La deuxième référence est plus inattendue. Elle est contextuelle : l’architecture du Musée du Luxembourg a une saveur évoquant les années 1980. Le verre qui au début du XXe siècle était considéré par Bruno Taut comme le nouveau matériau de construction, symbolisant la démocratie et le rêve d’une planète scintillante, a depuis longtemps dépassé un emploi attaché au Mouvement Moderne et a renié ce premier présupposé pour incarner finalement une perversion de l’égalité entre les hommes, comme l’explique Jeff Wall dans Le Kammerspiel de Dan Graham. Dans les années 1980, les bâtiments et notamment les musées européens ont réinterprété le verre et en ont fait un usage gourmand ; parois transparentes, dômes, verrières, puits de lumière,...La présence de l’arche d’entrée est également symptomatique de ces années. Elle rend compte de l’importance de formaliser le seuil par un symbole géométrique pur (comme le projet de l’Arche de la défense de Spreckelsen et Andreu qui date de 1983) ; une transition poreuse entre l’extérieur et l’intérieur, qui fut un axe de débat intense dans le monde de l’architecture dans les années 1980. À cette même époque, le Duché du Luxembourg connut une redéfinition de son paysage architectural par la construction importante d’édifices publics et privés. Cette politique de la construction coïncidait avec un essor économique et un déplacement du secteur primaire en difficulté vers le secteur tertiaire nettement plus dynamique. S’agit-il d’une coïncidence que, de surcroît, le Fonds culturel national initie sa collection d’art contemporain international dès 1996 en préfiguration de la Fondation et qu’il procède pour cela à des acquisitions s’échelonnant des années 1980 à aujourd’hui ?
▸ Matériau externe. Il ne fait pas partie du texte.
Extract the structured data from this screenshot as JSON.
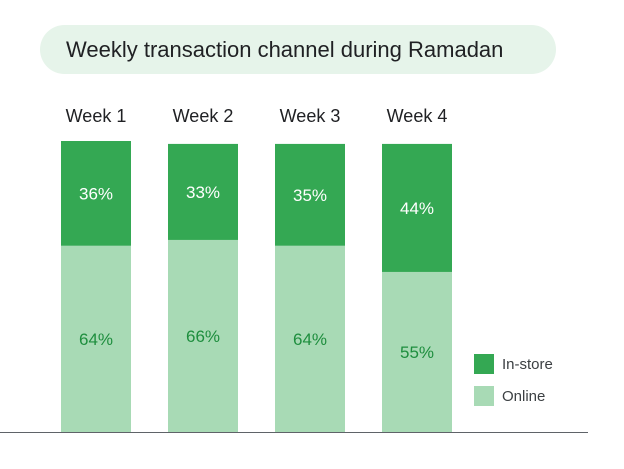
{
  "colors": {
    "in_store": "#34a853",
    "online": "#a8dab5",
    "in_store_label": "#ffffff",
    "online_label": "#1e8e3e",
    "title_bg": "#e6f4ea",
    "axis": "#5f6368"
  },
  "chart_data": {
    "type": "bar",
    "stacked": true,
    "title": "Weekly transaction channel during Ramadan",
    "categories": [
      "Week 1",
      "Week 2",
      "Week 3",
      "Week 4"
    ],
    "series": [
      {
        "name": "Online",
        "values": [
          64,
          66,
          64,
          55
        ],
        "labels": [
          "64%",
          "66%",
          "64%",
          "55%"
        ]
      },
      {
        "name": "In-store",
        "values": [
          36,
          33,
          35,
          44
        ],
        "labels": [
          "36%",
          "33%",
          "35%",
          "44%"
        ]
      }
    ],
    "ylim": [
      0,
      100
    ],
    "legend_position": "right",
    "grid": false
  }
}
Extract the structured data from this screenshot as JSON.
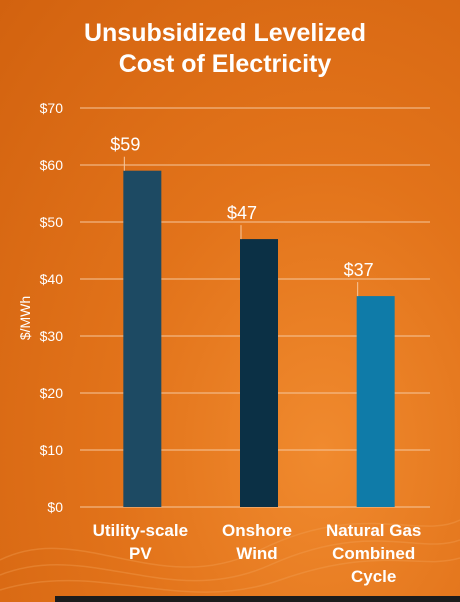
{
  "chart_data": {
    "type": "bar",
    "title_lines": [
      "Unsubsidized Levelized",
      "Cost of Electricity"
    ],
    "ylabel": "$/MWh",
    "ylim": [
      0,
      70
    ],
    "yticks": [
      "$0",
      "$10",
      "$20",
      "$30",
      "$40",
      "$50",
      "$60",
      "$70"
    ],
    "grid": true,
    "categories": [
      [
        "Utility-scale",
        "PV"
      ],
      [
        "Onshore",
        "Wind"
      ],
      [
        "Natural Gas",
        "Combined",
        "Cycle"
      ]
    ],
    "values": [
      59,
      47,
      37
    ],
    "value_labels": [
      "$59",
      "$47",
      "$37"
    ],
    "colors": [
      "#1d4a63",
      "#0b3045",
      "#0f7ba8"
    ]
  }
}
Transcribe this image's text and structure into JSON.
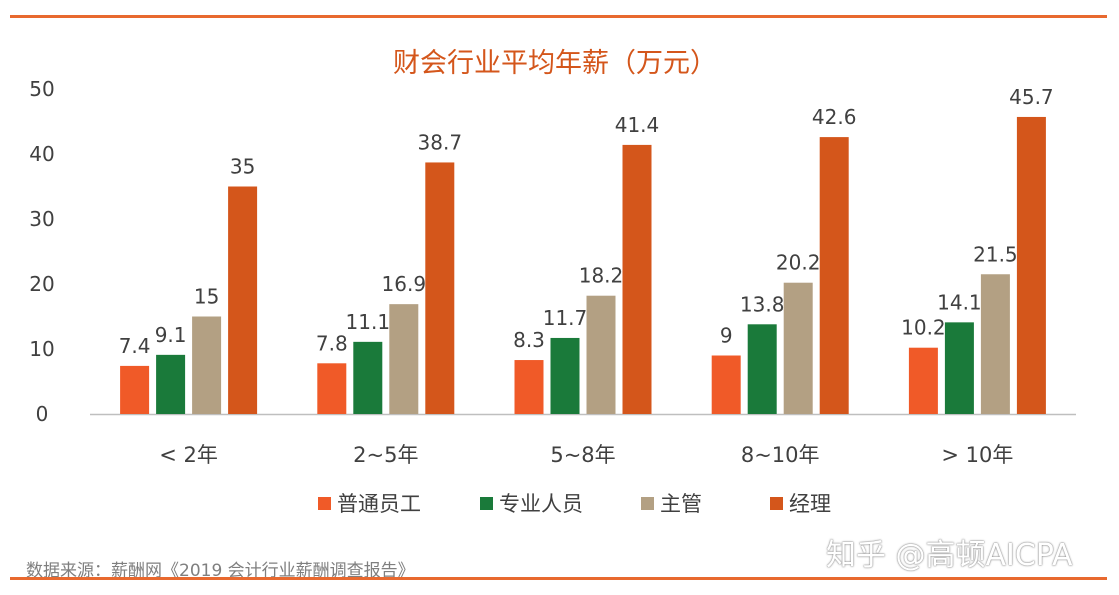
{
  "chart_data": {
    "type": "bar",
    "title": "财会行业平均年薪（万元）",
    "xlabel": "",
    "ylabel": "",
    "ylim": [
      0,
      50
    ],
    "yticks": [
      0,
      10,
      20,
      30,
      40,
      50
    ],
    "grid": false,
    "legend_position": "bottom",
    "categories": [
      "< 2年",
      "2~5年",
      "5~8年",
      "8~10年",
      "> 10年"
    ],
    "series": [
      {
        "name": "普通员工",
        "color": "#f05a28",
        "values": [
          7.4,
          7.8,
          8.3,
          9,
          10.2
        ]
      },
      {
        "name": "专业人员",
        "color": "#1a7a3a",
        "values": [
          9.1,
          11.1,
          11.7,
          13.8,
          14.1
        ]
      },
      {
        "name": "主管",
        "color": "#b3a083",
        "values": [
          15,
          16.9,
          18.2,
          20.2,
          21.5
        ]
      },
      {
        "name": "经理",
        "color": "#d4561b",
        "values": [
          35,
          38.7,
          41.4,
          42.6,
          45.7
        ]
      }
    ]
  },
  "colors": {
    "title": "#d4561b",
    "rule": "#e8692f",
    "text": "#404040",
    "axis": "#bfbfbf"
  },
  "source": "数据来源：薪酬网《2019 会计行业薪酬调查报告》",
  "watermark": "知乎 @高顿AICPA"
}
Quelle incidence un «outil» muséographique peut-il produire sur la programmation à venir ? Cette question qui se pose légitimement pour les arts plastiques est un aspect du débat sur lequel il est indispensable de s’arrêter avant de conclure. Elle découle de l’acception de l’architecture comme d’un pourvoyeur de services, qui a pour objectif d’accomplir la réalisation d’un outil destiné à d’autres domaines. Elle nie la légitimité d’une architecture pour l’architecture, discipline de contestation et de contre-proposition, lieu de débat et de questionnement. Et effectivement, Pei le premier n’en disconviendrait pas. Selon lui, le bâtiment sur lequel il travaille doit répondre à un usage particulier et défini ; à savoir la monstration d’œuvres. On peut s’interroger néanmoins sur la pertinence des vastes salles dont les murs sont recouverts de pierre de Bourgogne. Doit-on formuler une inquiétude par rapport à la rencontre entre cette architecture et la muséographie ?

La difficulté de la relation entre arts plastiques et architecture s’articule exactement à cet endroit. A la livraison du bâtiment, la Direction du musée prend possession d’un objet qu’elle doit à son tour investir. C’est le passage de relais d’une discipline à l’autre, une appropriation en douceur ou une occupation contestataire. Exercice délicat, riche de contraintes structurelles, qui voit fréquemment se mettre en place nombre d’attitudes contradictoires : du déni à la contre-attaque, de la riposte au retrait. Les acteurs sont obligés d’engager un dialogue qui, de quelque nature qu’il soit, pose des questions essentielles au commissariat d’exposition. Celles-ci ont pour effet bénéfique de montrer en toute lumière que la neutralité d’un lieu est un leurre, et qu’il faut toujours composer avec l’espace donné. De la même façon que l’architecture se développe à partir des contraintes d’un site géographique, le commissariat d’exposition prend en compte l’espace de monstration. Le rêve d’une entente harmonieuse, d’un lieu ouvert, sans connotations et neutre n’existe pas. Deux enjeux s’affrontent, celui de l’art et celui de l’architecture. L’architecture, avec la meilleure volonté, ne peut présumer des réalités de l’art mais l’art à qui l’espace appartient désormais peut utiliser l’architecture à son avantage.